Untuk itu, Heru, mendorong lembaga pengawasan seperti Komisi Pemberantasan Korupsi (KPK) untuk memastikan tidak ada penyimpangan dalam proses rekrutmen jabatan tinggi tersebut.
“Banyak pihak yang meminta KPK juga mendalami open bidding untuk menempati kursi empuk Kepala Dinas dan Kepala Badan dilingkungan Pemerintah Kabupaten Bekasi,” tuturnya.
Sebab, sambung Heru, jauh sebelum open bidding perebutan kursi Sekretaris Daerah (Sekda), Kabupaten Bekasi nama Endin Samsudin sudah digadang dan dipastikan meraih posisi tersebut.
“Dengan pertimbangan berbagai latarbelakang penilaian public, baik secara keluarga maupun mantan tim sukses pemenangan Bupati terpilih. Wallahu a’lam, tapi pada akhirnya benar,” ucapnya.

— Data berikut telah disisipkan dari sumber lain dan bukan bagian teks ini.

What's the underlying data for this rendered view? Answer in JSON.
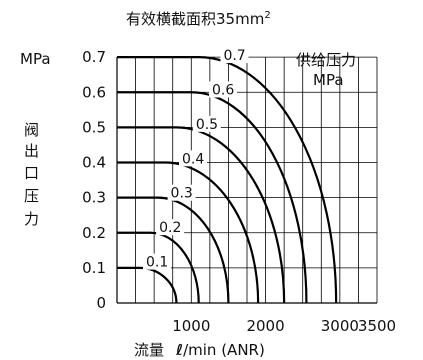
{
  "chart_data": {
    "type": "line",
    "title": "有效横截面积35mm",
    "title_superscript": "2",
    "xlabel_prefix": "流量",
    "xlabel_symbol": "ℓ",
    "xlabel_suffix": "/min (ANR)",
    "ylabel_chars": [
      "阀",
      "出",
      "口",
      "压",
      "力"
    ],
    "y_unit": "MPa",
    "legend_title": "供给压力",
    "legend_unit": "MPa",
    "x_ticks": [
      "1000",
      "2000",
      "3000",
      "3500"
    ],
    "x_tick_values": [
      1000,
      2000,
      3000,
      3500
    ],
    "y_ticks": [
      "0",
      "0.1",
      "0.2",
      "0.3",
      "0.4",
      "0.5",
      "0.6",
      "0.7"
    ],
    "y_tick_values": [
      0,
      0.1,
      0.2,
      0.3,
      0.4,
      0.5,
      0.6,
      0.7
    ],
    "xlim": [
      0,
      3500
    ],
    "ylim": [
      0,
      0.8
    ],
    "grid": true,
    "series": [
      {
        "name": "0.1",
        "max_flow": 800,
        "values": [
          [
            0,
            0.1
          ],
          [
            300,
            0.1
          ],
          [
            500,
            0.09
          ],
          [
            650,
            0.07
          ],
          [
            750,
            0.04
          ],
          [
            800,
            0
          ]
        ]
      },
      {
        "name": "0.2",
        "max_flow": 1100,
        "values": [
          [
            0,
            0.2
          ],
          [
            450,
            0.2
          ],
          [
            700,
            0.19
          ],
          [
            900,
            0.16
          ],
          [
            1050,
            0.1
          ],
          [
            1100,
            0
          ]
        ]
      },
      {
        "name": "0.3",
        "max_flow": 1500,
        "values": [
          [
            0,
            0.3
          ],
          [
            550,
            0.3
          ],
          [
            900,
            0.29
          ],
          [
            1200,
            0.25
          ],
          [
            1420,
            0.17
          ],
          [
            1500,
            0
          ]
        ]
      },
      {
        "name": "0.4",
        "max_flow": 1900,
        "values": [
          [
            0,
            0.4
          ],
          [
            650,
            0.4
          ],
          [
            1100,
            0.39
          ],
          [
            1500,
            0.34
          ],
          [
            1800,
            0.25
          ],
          [
            1900,
            0
          ]
        ]
      },
      {
        "name": "0.5",
        "max_flow": 2250,
        "values": [
          [
            0,
            0.5
          ],
          [
            800,
            0.5
          ],
          [
            1300,
            0.49
          ],
          [
            1800,
            0.43
          ],
          [
            2150,
            0.32
          ],
          [
            2250,
            0
          ]
        ]
      },
      {
        "name": "0.6",
        "max_flow": 2550,
        "values": [
          [
            0,
            0.6
          ],
          [
            1000,
            0.6
          ],
          [
            1550,
            0.59
          ],
          [
            2100,
            0.52
          ],
          [
            2470,
            0.37
          ],
          [
            2550,
            0
          ]
        ]
      },
      {
        "name": "0.7",
        "max_flow": 2950,
        "values": [
          [
            0,
            0.7
          ],
          [
            1100,
            0.7
          ],
          [
            1800,
            0.69
          ],
          [
            2400,
            0.62
          ],
          [
            2850,
            0.45
          ],
          [
            2950,
            0
          ]
        ]
      }
    ]
  }
}
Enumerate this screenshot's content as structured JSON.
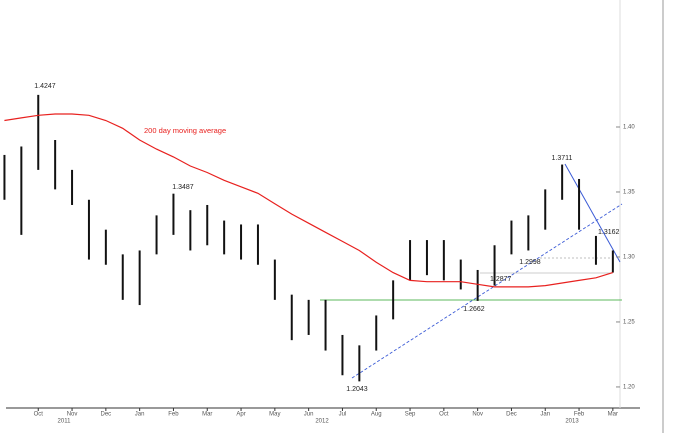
{
  "chart_data": {
    "type": "ohlc",
    "categories": [
      null,
      null,
      "Oct",
      null,
      "Nov",
      null,
      "Dec",
      null,
      "Jan",
      null,
      "Feb",
      null,
      "Mar",
      null,
      "Apr",
      null,
      "May",
      null,
      "Jun",
      null,
      "Jul",
      null,
      "Aug",
      null,
      "Sep",
      null,
      "Oct",
      null,
      "Nov",
      null,
      "Dec",
      null,
      "Jan",
      null,
      "Feb",
      null,
      "Mar"
    ],
    "years": [
      "2011",
      "2012",
      "2013"
    ],
    "high": [
      1.3785,
      1.385,
      1.4247,
      1.39,
      1.367,
      1.344,
      1.321,
      1.302,
      1.305,
      1.332,
      1.3487,
      1.336,
      1.34,
      1.328,
      1.325,
      1.325,
      1.298,
      1.271,
      1.267,
      1.267,
      1.24,
      1.232,
      1.255,
      1.282,
      1.313,
      1.313,
      1.313,
      1.298,
      1.29,
      1.309,
      1.328,
      1.332,
      1.352,
      1.3711,
      1.36,
      1.3162,
      1.305
    ],
    "low": [
      1.344,
      1.317,
      1.367,
      1.352,
      1.34,
      1.298,
      1.294,
      1.267,
      1.263,
      1.302,
      1.317,
      1.305,
      1.309,
      1.302,
      1.298,
      1.294,
      1.267,
      1.236,
      1.24,
      1.228,
      1.209,
      1.2043,
      1.228,
      1.252,
      1.282,
      1.286,
      1.282,
      1.275,
      1.2662,
      1.278,
      1.302,
      1.305,
      1.321,
      1.344,
      1.321,
      1.294,
      1.288
    ],
    "color": "#111111",
    "moving_average": {
      "label": "200 day moving average",
      "color": "#e8211f",
      "values": [
        1.405,
        1.407,
        1.409,
        1.41,
        1.41,
        1.409,
        1.405,
        1.399,
        1.39,
        1.383,
        1.377,
        1.37,
        1.365,
        1.359,
        1.354,
        1.349,
        1.341,
        1.333,
        1.326,
        1.319,
        1.312,
        1.305,
        1.296,
        1.288,
        1.282,
        1.281,
        1.281,
        1.281,
        1.279,
        1.277,
        1.277,
        1.277,
        1.278,
        1.28,
        1.282,
        1.284,
        1.288
      ]
    },
    "annotations": [
      1.4247,
      1.3487,
      1.3711,
      1.3162,
      1.2998,
      1.2877,
      1.2662,
      1.2043
    ],
    "ylim": [
      1.1838,
      1.4977
    ],
    "yticks": [
      {
        "value": 1.2,
        "label": "1.20"
      },
      {
        "value": 1.25,
        "label": "1.25"
      },
      {
        "value": 1.3,
        "label": "1.30"
      },
      {
        "value": 1.35,
        "label": "1.35"
      },
      {
        "value": 1.4,
        "label": "1.40"
      }
    ]
  }
}
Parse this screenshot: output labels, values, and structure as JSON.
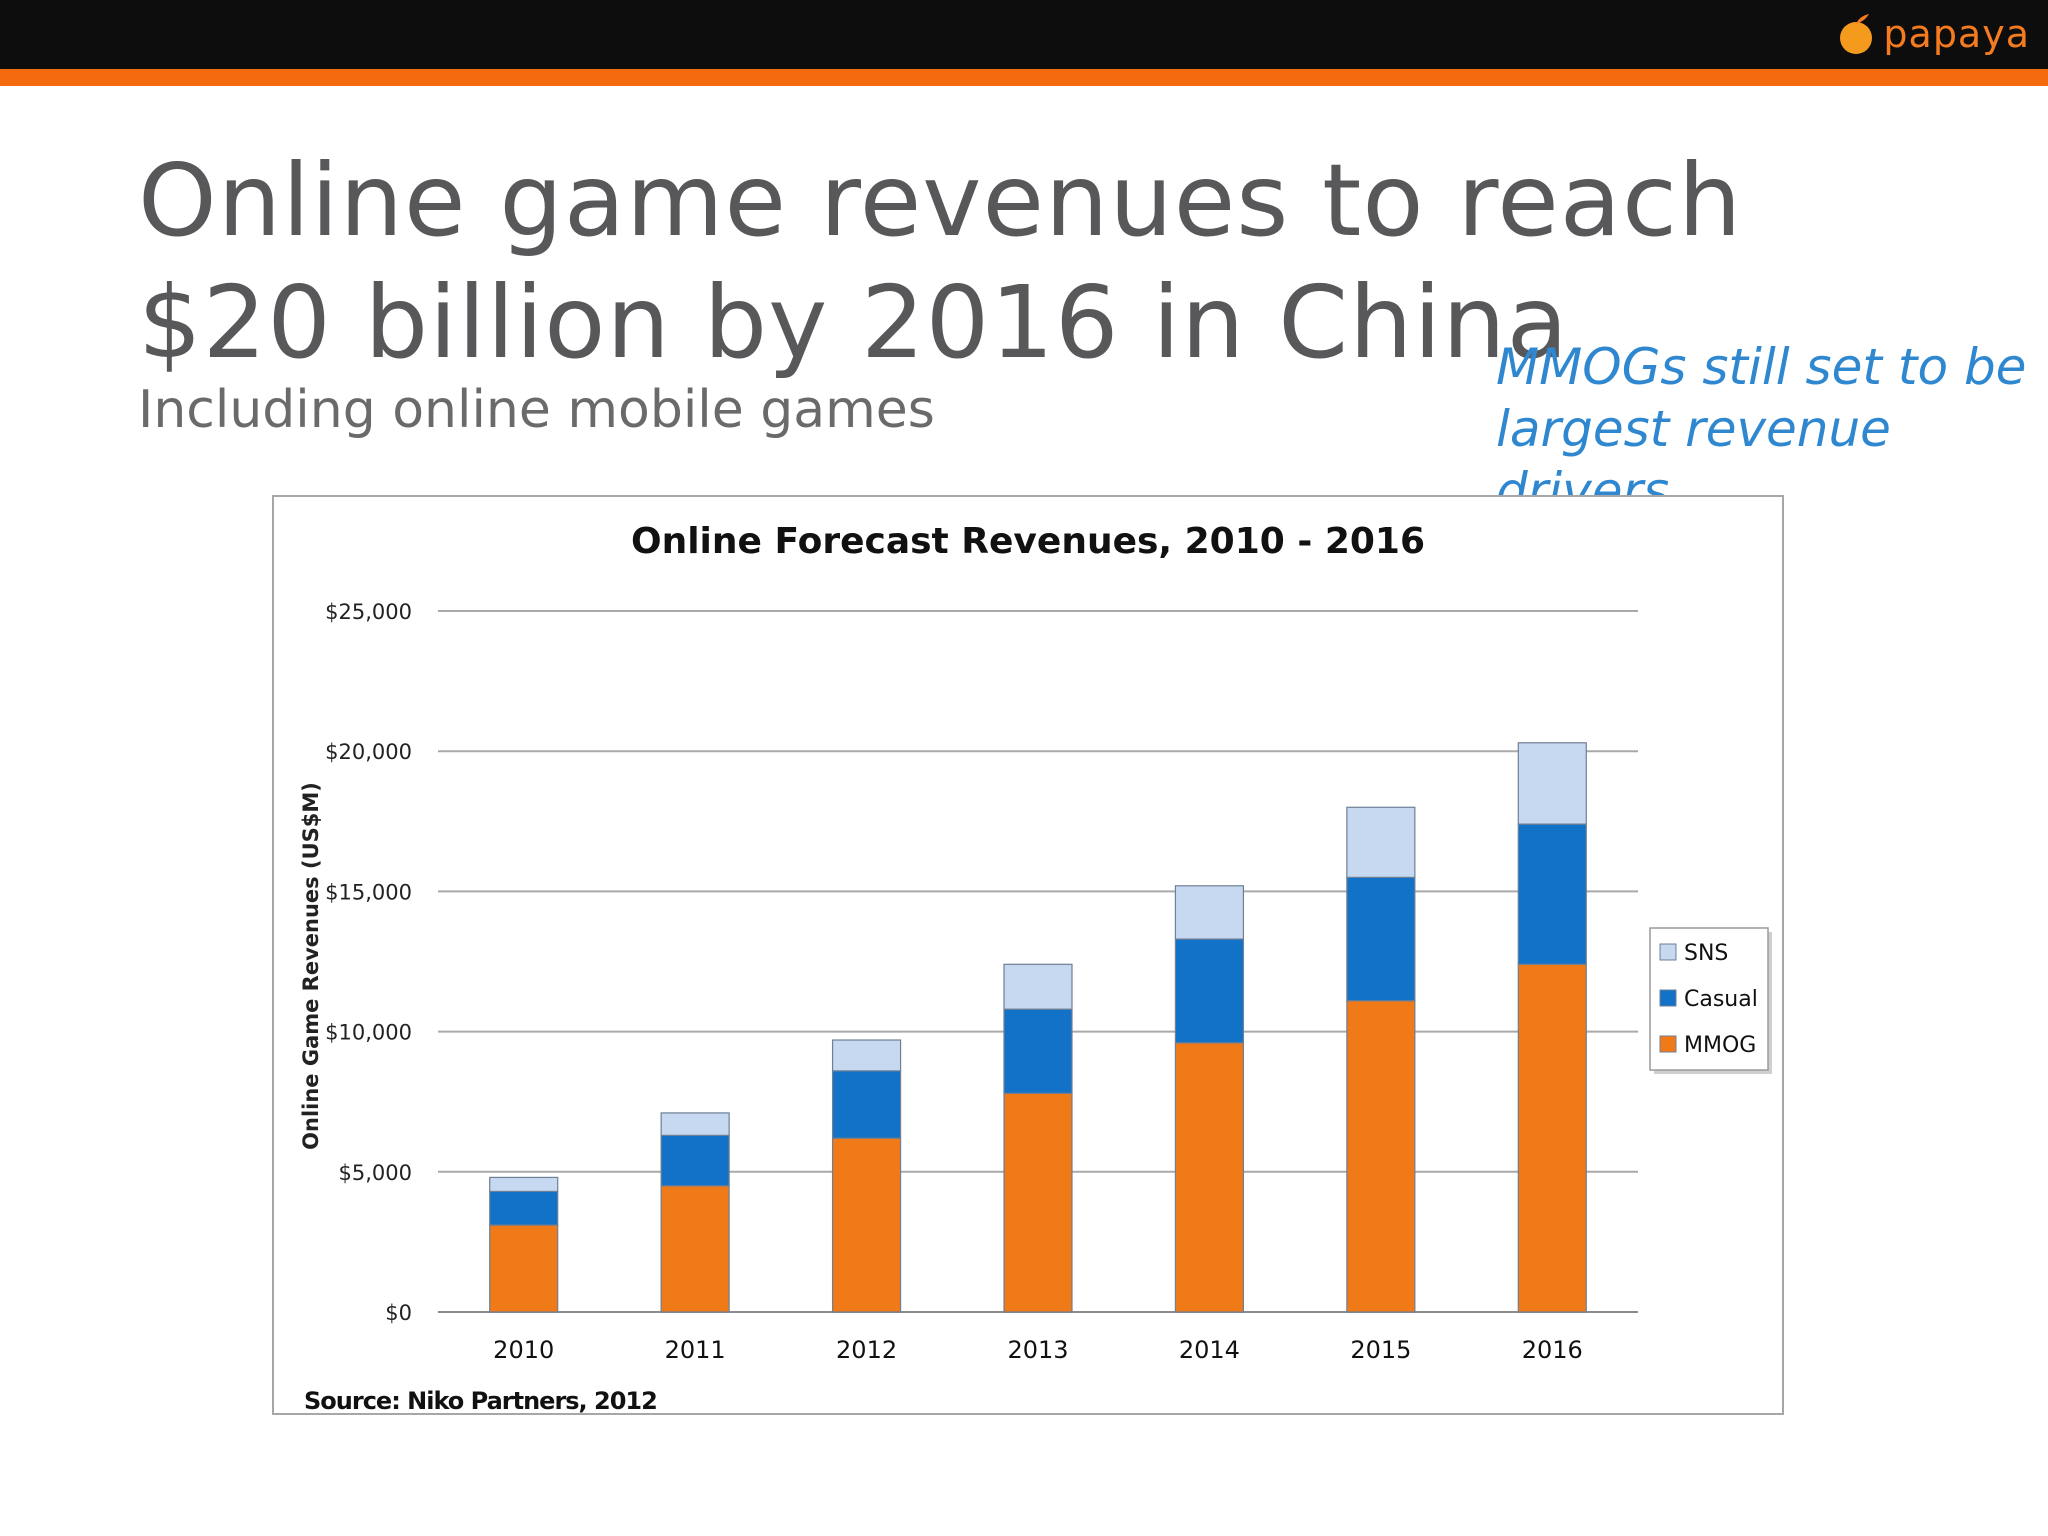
{
  "brand": {
    "name": "papaya"
  },
  "slide": {
    "title": "Online game revenues to reach $20 billion by 2016 in China",
    "subtitle": "Including online mobile games",
    "callout": "MMOGs still set to be largest revenue drivers"
  },
  "colors": {
    "accent": "#f36a0f",
    "sns": "#c6d9f0",
    "casual": "#1272c7",
    "mmog": "#ef7a17",
    "callout": "#2f88cf"
  },
  "chart_data": {
    "type": "bar",
    "stacked": true,
    "title": "Online Forecast Revenues, 2010  - 2016",
    "ylabel": "Online Game Revenues (US$M)",
    "xlabel": "",
    "ylim": [
      0,
      25000
    ],
    "yticks": [
      0,
      5000,
      10000,
      15000,
      20000,
      25000
    ],
    "ytick_labels": [
      "$0",
      "$5,000",
      "$10,000",
      "$15,000",
      "$20,000",
      "$25,000"
    ],
    "categories": [
      "2010",
      "2011",
      "2012",
      "2013",
      "2014",
      "2015",
      "2016"
    ],
    "series": [
      {
        "name": "MMOG",
        "color": "#ef7a17",
        "values": [
          3100,
          4500,
          6200,
          7800,
          9600,
          11100,
          12400
        ]
      },
      {
        "name": "Casual",
        "color": "#1272c7",
        "values": [
          1200,
          1800,
          2400,
          3000,
          3700,
          4400,
          5000
        ]
      },
      {
        "name": "SNS",
        "color": "#c6d9f0",
        "values": [
          500,
          800,
          1100,
          1600,
          1900,
          2500,
          2900
        ]
      }
    ],
    "legend": [
      "SNS",
      "Casual",
      "MMOG"
    ],
    "legend_position": "right",
    "grid": true,
    "source": "Source: Niko Partners, 2012"
  }
}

Sekarang, lanjut Heru, open bidding Ekselon II dilingkungan Pemerintah Kabupaten Bekasi yang kini tinggal menunggu pengumuman hasil tiga nama peserta pun menjadi perbincangan.
“Misalnya, Yulia Legiana awal Sekertaris Perikananan latar belakang Dinas Pendidikan atau Disdik lolos 3 besar di Pariwisata Kabupaten Bekasi,” terang Heru.
Selanjutnya, kata Heru, Said Camat Cikarang Selatan lolos 3 besar di Dinas Pemberdayaan Perempuan dan Perlindungan Anak (DP3A), Kabupaten Bekasi.
“Sopian Hadi Camat Tambun Selatan, baru hitungan hari punya Sertifikat Pengawasan, sudah lolos 3 besar Inspektorat Kabupaten Bekasi atau APIP,” ungkapnya.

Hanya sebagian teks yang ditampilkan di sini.